Similar to phone number confirmation you might also want to check the rest of your personal information stored on site. Check your linked email address to ensure that it’s current, as well as your name and address if these appear. You never know when you might need the company in question to be able to contact you with back up codes or new passwords, so it’s best to ensure that they have up to date contact info if necessary.

Possible Work Around

All of this might seem like a lot of work, but it should only take a few minutes of your time, and any of these methods could ensure that you don’t get locked out of your accounts.
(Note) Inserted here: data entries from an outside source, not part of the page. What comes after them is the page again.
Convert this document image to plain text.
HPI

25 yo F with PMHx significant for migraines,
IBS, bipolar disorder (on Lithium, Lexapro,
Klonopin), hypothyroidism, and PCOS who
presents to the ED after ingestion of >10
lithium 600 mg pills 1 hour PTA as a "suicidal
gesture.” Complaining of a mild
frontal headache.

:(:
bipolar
However, there is one fairly easy workaround that you might want to think about.

Authy is an app that implements two-factor authentication. You can use it anywhere where you would normally use Google’s two-factor service (which is most websites). Download the app and follow the instructions that you’re given and you’ll have secure, two-factor authentication whenever you have access to the app. How does this help you?

Firstly, Authy allows you to backup your data and easily transfer it to another device (which makes switching phones easier). Secondly, Authy allows you to share data between devices. So if you put Authy on your phone and your tablet and/or computer, you should have access to your data even if, for example, you lose your mobile (since the same authentication data will be on your tablet/computer).

Two-factor authentication is a great way to secure your data. However, if you haven’t properly backed up codes, entered a phone or email or other contact info, or enabled an app like Authy you do run the risk of getting locked out of your data. A little preparation today could prevent a lot of problems tomorrow!